This is where it gets tricky. FPGA based systems don't really give an edge here, and tilera-based solutions are still nascent

This craziness is what happens when you try to implement a specialized algorithm on a general-purpose state-machine. What stupid thing is a "cache" anyway, but an optimization because we are not using real computers but hugely complex state-machines called CPUs. FPGAs are as close as a real computer as we can have today.
The parallels to high end network security are again interesting here; for instance, on the more interesting network processors, memory accesses were asynchronous, and instead of a "cache" you had a manually addressed "scratch" memory with latency comparable to registers.

... because "general purpose cache" wasn't helpful, but "exploitable locality" definitely was.

That's pretty close to how the first NVIDIA GPGPU (G80) worked. There was no cache, but only different kinds of memory, of which one was as fast as registers. Optimal access to RAM memory was possible with a limited set of access patterns, so "caching" had to be managed carefully manually.

In later GPUs they (mainly due to programmer laziness :-) ) switched to a more GPU-like automatically managed general purpose cache. The problem was that in most cases, being able to quickly write code that is reasonably fast was more important to developers than being able to squish out every cycle (though I believe it's still possible to disable the cache and manage it manually...)

The problem with automatic cache is the same as all "intelligent" CPU features, the CPU tries to predict what the program is doing, the programmer has to predict what the CPU will predict to optimize for that CPU. In the next generation of the CPU, the CPU vendor will try to optimize again for programs currently around. In the end, optimizing becomes much more complex.

There's certainly an advantage to keeping the logic "dumb" and simply having the software manage everything.
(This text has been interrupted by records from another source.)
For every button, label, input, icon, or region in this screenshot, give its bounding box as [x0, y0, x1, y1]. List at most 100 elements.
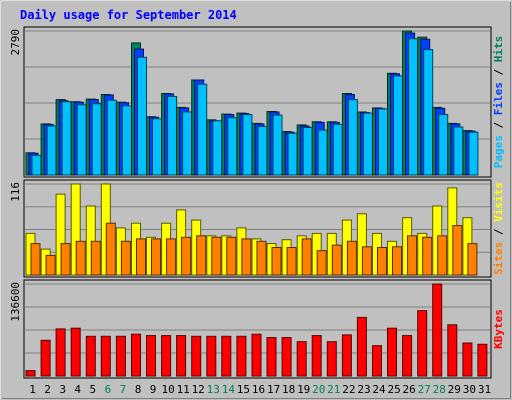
bar-kbytes-day-27	[417, 310, 428, 377]
bar-kbytes-day-22	[341, 334, 352, 377]
x-tick-label-day-30: 30	[463, 383, 476, 396]
x-tick-label-day-23: 23	[357, 383, 370, 396]
bar-sites-day-17	[271, 247, 282, 276]
bar-kbytes-day-6	[100, 335, 111, 377]
x-tick-label-day-25: 25	[387, 383, 400, 396]
bar-sites-day-9	[151, 238, 161, 276]
bar-pages-day-10	[167, 96, 178, 176]
bar-kbytes-day-17	[266, 337, 277, 377]
x-tick-label-day-27: 27	[418, 383, 431, 396]
x-axis: 1 2 3 4 5 6 7 8 9 10 11 12 13 14 15 16 17 18 19 20 21 22 23 24 2…	[29, 383, 491, 396]
bar-kbytes-day-11	[176, 335, 187, 377]
bar-pages-day-30	[468, 131, 479, 176]
y-axis-max-label: 2790	[9, 29, 22, 56]
legend-item-sites: Sites	[492, 242, 505, 275]
bar-kbytes-day-12	[191, 335, 202, 377]
bar-pages-day-21	[332, 123, 343, 176]
bar-kbytes-day-1	[25, 370, 36, 377]
legend-item-pages: Pages	[492, 135, 505, 168]
bar-pages-day-26	[408, 38, 419, 176]
bar-pages-day-18	[287, 132, 298, 176]
x-tick-label-day-24: 24	[372, 383, 386, 396]
legend-separator: /	[492, 62, 505, 82]
x-tick-label-day-18: 18	[282, 383, 295, 396]
bar-kbytes-day-18	[281, 337, 292, 377]
bar-sites-day-22	[346, 240, 357, 276]
x-tick-label-day-14: 14	[222, 383, 236, 396]
bar-pages-day-2	[46, 125, 57, 176]
bar-sites-day-26	[407, 235, 418, 276]
y-axis-max-label: 136600	[9, 282, 22, 322]
bar-kbytes-day-2	[40, 339, 51, 377]
bar-kbytes-day-30	[462, 342, 473, 377]
x-tick-label-day-11: 11	[177, 383, 190, 396]
bar-sites-day-8	[136, 238, 146, 276]
bar-pages-day-15	[242, 114, 253, 176]
bar-sites-day-10	[166, 238, 177, 276]
x-tick-label-day-7: 7	[120, 383, 127, 396]
bar-sites-day-30	[467, 243, 478, 276]
bar-kbytes-day-24	[372, 345, 382, 377]
bar-kbytes-day-15	[236, 335, 247, 377]
y-axis-max-label: 116	[9, 182, 22, 202]
bar-pages-day-11	[182, 111, 193, 176]
bar-kbytes-day-20	[311, 335, 322, 377]
bar-sites-day-3	[60, 243, 71, 276]
bar-pages-day-13	[212, 120, 223, 176]
x-tick-label-day-9: 9	[150, 383, 157, 396]
bar-pages-day-24	[378, 108, 388, 176]
bar-kbytes-day-23	[356, 316, 367, 377]
bar-kbytes-day-16	[251, 333, 262, 377]
bar-sites-day-1	[30, 243, 41, 276]
bar-sites-day-4	[75, 240, 86, 276]
x-tick-label-day-12: 12	[192, 383, 205, 396]
legend-hits-files-pages: Pages / Files / Hits	[492, 36, 505, 169]
x-tick-label-day-6: 6	[105, 383, 112, 396]
x-tick-label-day-28: 28	[433, 383, 446, 396]
bar-pages-day-5	[91, 103, 102, 176]
bar-sites-day-20	[316, 250, 327, 276]
bar-sites-day-19	[301, 238, 312, 276]
x-tick-label-day-13: 13	[207, 383, 220, 396]
x-tick-label-day-22: 22	[342, 383, 355, 396]
x-tick-label-day-17: 17	[267, 383, 280, 396]
bar-pages-day-27	[423, 49, 434, 176]
bar-sites-day-12	[196, 235, 207, 276]
bar-sites-day-28	[437, 235, 448, 276]
bar-sites-day-15	[241, 238, 252, 276]
bar-kbytes-day-9	[146, 335, 156, 377]
bar-kbytes-day-21	[326, 341, 337, 377]
bar-kbytes-day-19	[296, 341, 307, 377]
bar-pages-day-6	[106, 99, 117, 176]
legend-separator: /	[492, 222, 505, 242]
bar-pages-day-20	[317, 129, 328, 176]
bar-sites-day-29	[452, 225, 463, 276]
bar-pages-day-25	[393, 75, 403, 176]
panel-hits-files-pages: 2790 Pages / Files / Hits	[9, 26, 505, 178]
bar-pages-day-17	[272, 114, 283, 176]
bar-sites-day-16	[256, 240, 267, 276]
bar-pages-day-28	[438, 114, 449, 176]
bar-sites-day-13	[211, 236, 222, 276]
bar-kbytes-day-7	[115, 335, 126, 377]
legend-item-kbytes: KBytes	[492, 309, 505, 349]
bar-kbytes-day-4	[70, 327, 81, 377]
bar-pages-day-23	[362, 112, 373, 176]
bar-pages-day-4	[76, 104, 87, 176]
chart-title: Daily usage for September 2014	[20, 8, 237, 22]
x-tick-label-day-26: 26	[402, 383, 415, 396]
panel-visits-sites: 116 Sites / Visits	[9, 179, 505, 278]
x-tick-label-day-16: 16	[252, 383, 265, 396]
x-tick-label-day-10: 10	[161, 383, 174, 396]
x-tick-label-day-20: 20	[312, 383, 325, 396]
bar-sites-day-6	[105, 222, 116, 276]
chart-panels: 2790 Pages / Files / Hits 116 Sites / Visit…	[9, 26, 505, 379]
bar-sites-day-14	[226, 236, 237, 276]
bar-kbytes-day-25	[387, 327, 397, 377]
bar-pages-day-1	[31, 154, 42, 176]
panel-kbytes: 136600 KBytes	[9, 279, 505, 379]
bar-sites-day-24	[377, 247, 387, 276]
x-tick-label-day-31: 31	[478, 383, 491, 396]
legend-item-visits: Visits	[492, 182, 505, 222]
veyron points this out: http://www.fixnetix.com/articles/display/129/

Personally, I think specialized hardware is a bad idea.

- The bulk of them you'll process are <= 4 letters (CMCSA/CMCSK be damned).

With 5 bits per letter, this means the bulk of stock tickers could be stored in 20 bits, so the data structure could just be one big 128 MB array, if the size of the structure was rounded up from 109 to 128 bytes.